How to survive a “collapse”By
If you waded into the RAB comments a month ago, you’d have thought the Yankees were on their way from first to last. It wasn’t just limited to this site, of course; Yankees fans everywhere complained that this team was done, that they had no chance, that it was obvious to anyone who knew anything about baseball that they were going to miss the playoffs.
Yet here we sit, the Yankees taking a much-needed three-day vacation after having secured the best record in the American League. Funny how that works out: the team that was the best for more than two-thirds of the season ended the season on top, despite hitting a rough patch.
Apologies to those of you who didn’t lose your cool.
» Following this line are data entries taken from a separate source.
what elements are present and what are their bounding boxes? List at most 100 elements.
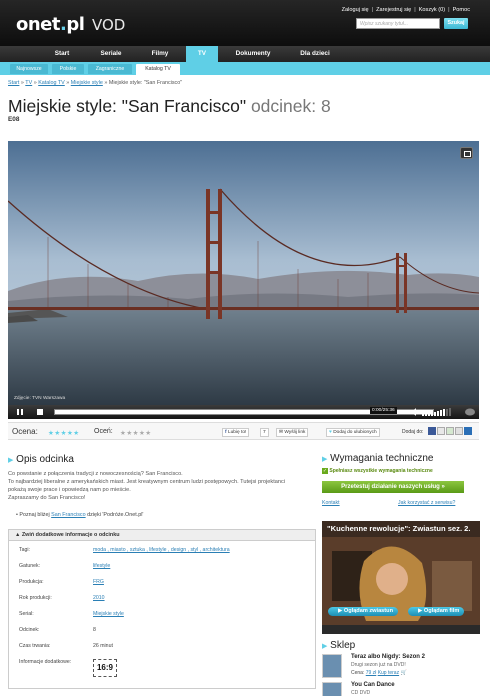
- stop-icon[interactable]: [36, 408, 44, 416]
- description-line: To najbardziej liberalne z amerykańskich…: [8, 479, 286, 485]
- delicious-icon[interactable]: [464, 427, 472, 435]
- rate-label: Oceń:: [94, 428, 113, 435]
- description-text: Co powstanie z połączenia tradycji z now…: [8, 470, 313, 502]
- register-link[interactable]: Zarejestruj się: [376, 7, 411, 13]
- shop-item[interactable]: You Can Dance CD DVD: [322, 682, 482, 696]
- facebook-share-icon[interactable]: [428, 427, 436, 435]
- photo-credit: Zdjęcie: TVN Warszawa: [14, 396, 66, 401]
- bookmark-icon[interactable]: [446, 427, 454, 435]
- subtab-zagraniczne[interactable]: Zagraniczne: [88, 64, 132, 74]
- top-links: Zaloguj się | Zarejestruj się | Koszyk (…: [342, 7, 470, 13]
- description-line: pokażą swoje prace i opowiedzą nam po mi…: [8, 487, 131, 493]
- requirements-heading-text: Wymagania techniczne: [330, 453, 434, 464]
- info-key: Produkcja:: [19, 579, 44, 585]
- bullet-text: Poznaj bliżej: [19, 512, 52, 518]
- tab-start[interactable]: Start: [44, 46, 80, 62]
- test-services-button[interactable]: Przetestuj działanie naszych usług »: [322, 481, 464, 493]
- contact-link[interactable]: Kontakt: [322, 500, 340, 506]
- search-button[interactable]: Szukaj: [444, 18, 468, 29]
- watch-film-label: Oglądam film: [423, 608, 460, 614]
- title-text: Miejskie style: "San Francisco": [8, 96, 247, 116]
- video-player[interactable]: Zdjęcie: TVN Warszawa: [8, 141, 479, 405]
- info-value: 26 minut: [93, 643, 113, 649]
- watch-trailer-label: Oglądam zwiastun: [343, 608, 393, 614]
- requirements-heading: ▶ Wymagania techniczne: [322, 453, 433, 464]
- aspect-ratio-badge: 16:9: [93, 659, 117, 677]
- add-to-label: Dodaj do:: [402, 429, 424, 435]
- trailer-box[interactable]: "Kuchenne rewolucje": Zwiastun sez. 2. ▶…: [322, 521, 480, 634]
- subtab-najnowsze[interactable]: Najnowsze: [10, 64, 48, 74]
- add-favorites-button[interactable]: ♥ Dodaj do ulubionych: [326, 428, 380, 437]
- digg-icon[interactable]: [455, 427, 463, 435]
- episode-label: odcinek: 8: [250, 96, 331, 116]
- arrow-icon: ▶: [322, 643, 328, 650]
- cart-icon[interactable]: 🛒: [400, 670, 406, 676]
- info-value: 8: [93, 627, 96, 633]
- info-key: Rok produkcji:: [19, 595, 52, 601]
- info-toggle[interactable]: ▲ Zwiń dodatkowe informacje o odcinku: [9, 530, 315, 541]
- price-value[interactable]: 79 zł: [366, 670, 377, 676]
- breadcrumb-katalog[interactable]: Katalog TV: [38, 80, 65, 86]
- trailer-image: [322, 521, 480, 634]
- shop-item[interactable]: Teraz albo Nigdy: Sezon 2 Drugi sezon ju…: [322, 654, 482, 680]
- send-link-label: Wyślij link: [284, 430, 306, 435]
- tab-tv[interactable]: TV: [186, 46, 218, 62]
- description-heading: ▶ Opis odcinka: [8, 454, 74, 465]
- watch-trailer-button[interactable]: ▶ Oglądam zwiastun: [328, 607, 398, 616]
- production-link[interactable]: FRG: [93, 579, 104, 585]
- trailer-controls[interactable]: [322, 625, 480, 634]
- help-link[interactable]: Pomoc: [453, 7, 470, 13]
- cart-link[interactable]: Koszyk (0): [419, 7, 445, 13]
- breadcrumb-tv[interactable]: TV: [25, 80, 32, 86]
- series-link[interactable]: Miejskie style: [93, 611, 124, 617]
- buy-now-link[interactable]: Kup teraz: [378, 670, 399, 676]
- tab-filmy[interactable]: Filmy: [142, 46, 178, 62]
- send-icon: ✉: [279, 430, 284, 435]
- breadcrumb-series[interactable]: Miejskie style: [71, 80, 103, 86]
- tab-dokumenty[interactable]: Dokumenty: [226, 46, 280, 62]
- description-line: Zapraszamy do San Francisco!: [8, 495, 86, 501]
- episode-code: E08: [8, 116, 20, 123]
- shop-item-name[interactable]: You Can Dance: [351, 682, 395, 688]
- speaker-icon[interactable]: [410, 408, 420, 416]
- search-input[interactable]: Wpisz szukany tytuł...: [356, 18, 440, 29]
- site-header: onet.pl VOD Zaloguj się | Zarejestruj si…: [0, 0, 490, 46]
- onet-logo[interactable]: onet.pl: [16, 14, 85, 35]
- san-francisco-link[interactable]: San Francisco: [51, 512, 85, 518]
- year-link[interactable]: 2010: [93, 595, 105, 601]
- shop-item-sub: CD DVD: [351, 690, 371, 696]
- subtab-polskie[interactable]: Polskie: [52, 64, 84, 74]
- volume-slider[interactable]: [422, 408, 456, 416]
- rate-stars[interactable]: ★★★★★: [120, 429, 152, 437]
- separator: |: [448, 7, 450, 13]
- how-to-link[interactable]: Jak korzystać z serwisu?: [398, 500, 455, 506]
- like-button[interactable]: f Lubię to!: [222, 428, 250, 437]
- tags-links[interactable]: moda , miasto , sztuka , lifestyle , des…: [93, 547, 230, 553]
- facebook-icon: f: [225, 430, 227, 435]
- send-link-button[interactable]: ✉ Wyślij link: [276, 428, 309, 437]
- separator: |: [371, 7, 374, 13]
- arrow-icon: ▶: [322, 456, 328, 463]
- episode-info-panel: ▲ Zwiń dodatkowe informacje o odcinku Ta…: [8, 529, 316, 689]
- login-link[interactable]: Zaloguj się: [342, 7, 369, 13]
- rating-label: Ocena:: [12, 427, 38, 436]
- breadcrumb-sep: »: [66, 80, 70, 86]
- bullet-text: dzięki 'Podróże.Onet.pl': [85, 512, 144, 518]
- sub-nav: Najnowsze Polskie Zagraniczne Katalog TV: [0, 62, 490, 75]
- requirements-ok: ✓ Spełniasz wszystkie wymagania technicz…: [322, 468, 433, 474]
- tab-dla-dzieci[interactable]: Dla dzieci: [290, 46, 340, 62]
- trailer-title: "Kuchenne rewolucje": Zwiastun sez. 2.: [327, 524, 471, 533]
- fullscreen-icon[interactable]: [460, 147, 473, 159]
- share-icon[interactable]: [437, 427, 445, 435]
- genre-link[interactable]: lifestyle: [93, 563, 110, 569]
- play-icon: ▶: [418, 608, 423, 614]
- pause-icon[interactable]: [16, 408, 24, 416]
- heart-icon: ♥: [329, 430, 332, 435]
- vod-label: VOD: [92, 16, 126, 34]
- subtab-katalog-tv[interactable]: Katalog TV: [136, 64, 180, 75]
- breadcrumb-start[interactable]: Start: [8, 80, 19, 86]
- shop-item-name[interactable]: Teraz albo Nigdy: Sezon 2: [351, 654, 425, 660]
- tab-seriale[interactable]: Seriale: [92, 46, 130, 62]
- watch-film-button[interactable]: ▶ Oglądam film: [408, 607, 465, 616]
- chat-icon[interactable]: [464, 408, 476, 416]
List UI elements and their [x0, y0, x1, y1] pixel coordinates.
There were undoubtedly a number of fans who remained levelheaded, and many of them frequent RAB. I’m sure your lives were much more pleasant from August 16 through September 11, when the Yankees went 9-15 and saw a six-game lead turn into a tie for first.
Don’t get me wrong: that time was no fun. But it involved a series of events over which we had no control. While we do get invested in the sport — some of us more than is healthy — it’s sheer insanity to let it affect other facets of your life. The fact that the Yankees had played so well up to that point — they had the best record in the AL by 2.5 games — should have bought them a little slack as they hit a rough patch. That they were missing some key players, including their ace and two middle of the order hitters, should have bought them even more.
Honestly, it was relatively easy to weather this storm. All you need to do is fine something else remotely interesting to take your mind off matters. I suggest some of the more blatant trolls on RAB try this. Not only will you feel better in the head, but you’ll be much more pleasant in the comments sections. We’d all appreciate that.
Read a book. It’s the great cure for nearly any stressful situation. Just find a book, any book, and start reading. I guarantee it’ll help you get over your favorite baseball team losing a few games. You might even learn something in the process. Plus, you could uncover some lines that prove prophetic.
“The Yankees cannot lose.”
“But I fear the Indians of Cleveland.”
“Have faith in the Yankees my son. Think of the great DiMaggio.”
“In the American League it is the Yankees as I said,” the old man said happily.
“They lost today,” the boy told him.
“That means nothing. The great DiMaggio is himself again.”
- Ernest Hemingway, Old Man and the Sea
I imagine the last part of that conversation coming on Saturday, after the loss to Toronto, only replacing DiMaggio with Cano.
Immerse yourself in another hobby or — gasp — work. When the Yankees were losing games it actually became easier to focus on work. Yeah, weird, right? But without the pressing need to finish by 7 so I could flip on the game, it became easier to sit down and really dig deep into something. I got to test out an all-in-one PC from Lenovo, which was fun as anything. I also got to some serious writing, which is typically quite difficult during baseball season. But it could have been building model solar systems, cracking passwords, or any number of hobbies.
Remember the past. You don’t even have to look to previous seasons to see how a team can wax and wane during a season. The Yankees went 11-15 from April 24 through May 21 before going 25-7 from the 22nd through June 27th.
Do — anything, really. Sorry for coming off as condescending, but it’s really straight forward stuff. If the Yankees bother you that much, turn your attention elsewhere. They’ll be there when you get back. It doesn’t make you a bad fan to turn it off when it makes you upset. What makes you a bad fan is watching, getting mad, and making a fool of yourself in front of others. Sure, it might just be an internet message board or social media service, but you’re still acting the fool. To me that’s far more egregious than turning away and avoiding those ill feelings.
As we’d say back in the olden days:
Honestly, the past few days have been quite wonderful. They’ve been somewhat stressful, because there remained the chance the Yankees would play the play-in-game, or even a playoff for the AL East crown. But that’s just part of baseball’s normal excitement. Plus, when Raul Ibanez hit that homer in the bottom of the ninth, was there any doubt left in your mind that they’d take the AL East?
It was a rough month in the middle there, for sure. There’s nothing not frustrating about a 9-15 stretch that eliminates a six-game lead. But that doesn’t invalidate the previous 114 games, nor does it mean the slide will continue for the final 21 games of the season. And, of course, the Yankees went 16-5 in those final 21, which brought their final record closely in line with the .592 winning percentage they had before the collapse began.
Sometimes you just have to roll with the punches. It’s baseball. It happens.